Private Chinese cash is flowing in as well. More than 20,000 Chinese now work in Laos, up from a few hundred a decade ago. Some are farmers who were lured by land so cheap they can grow rubber, corn and fruit and sell their crops back home at a profit. Others have grander ambitions. Lin Bo graduated this spring with an accounting degree from the Zhejiang University of Finance and Economics in Eastern China, and he has come to make his fortune along the Mekong. "Many students at my university had never even heard of Laos," says the 24-year-old, who with his family has rented a space to sell mainland products at China Business and Goods City, an $18 million wholesale market and shopping complex that just opened in Vientiane. "But for traders, it doesn't matter where you go. Everywhere in the world, people need to buy and sell things."

Not all Southeast Asians are quite as sanguine about the flourishing trade. Memories of imperial domination still haunt Vietnam, which was colonized by China and repelled invading Chinese troops as recently as 1979. In Cambodia, many still remember the People's Republic's patronage of the brutal Khmer Rouge regime, which oversaw the deaths of an estimated one-quarter of the population. And even in countries with less complicated historical ties to China, suspicions of an economic overpowering endure. Farmers in northern Thailand complain that they cannot compete with the influx of cheap Chinese-grown garlic, apples and onions. Even Thai customs official Ratchaphol expresses reservations about the future container port he is helping oversee. "We don't get many of the benefits," he says. "Most of our own people are not very educated, so the Chinese just bring in their own employees."
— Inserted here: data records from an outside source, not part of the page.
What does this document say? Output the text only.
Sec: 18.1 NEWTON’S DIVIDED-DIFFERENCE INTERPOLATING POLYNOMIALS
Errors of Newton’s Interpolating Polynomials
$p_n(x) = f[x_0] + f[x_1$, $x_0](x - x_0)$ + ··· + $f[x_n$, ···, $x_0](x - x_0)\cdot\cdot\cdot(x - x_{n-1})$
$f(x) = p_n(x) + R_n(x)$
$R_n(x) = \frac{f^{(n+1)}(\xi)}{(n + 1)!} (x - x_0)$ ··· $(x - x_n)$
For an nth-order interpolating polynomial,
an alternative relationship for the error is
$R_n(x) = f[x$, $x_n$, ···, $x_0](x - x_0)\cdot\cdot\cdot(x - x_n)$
Such concerns are mystifying for the dirt-streaked farmers who are loading their produce onto ships in Guanlei, the Yunnan port from which most Chinese goods set sail down the Mekong. "I've heard it's hard to grow crops in the countries downriver," says Wu Zhencha, who has arrived in Guanlei with boxes of broccoli destined for Thailand and who is unaware that the Mekong basin is, in fact, one of the most fertile regions on earth. Because of the trade with Indochina, Wu's village now boasts a paved road linking it to the highway. Modern pleasures like electricity and television have followed. "I live a day's journey from the river," says Wu, "but my life still depends on it."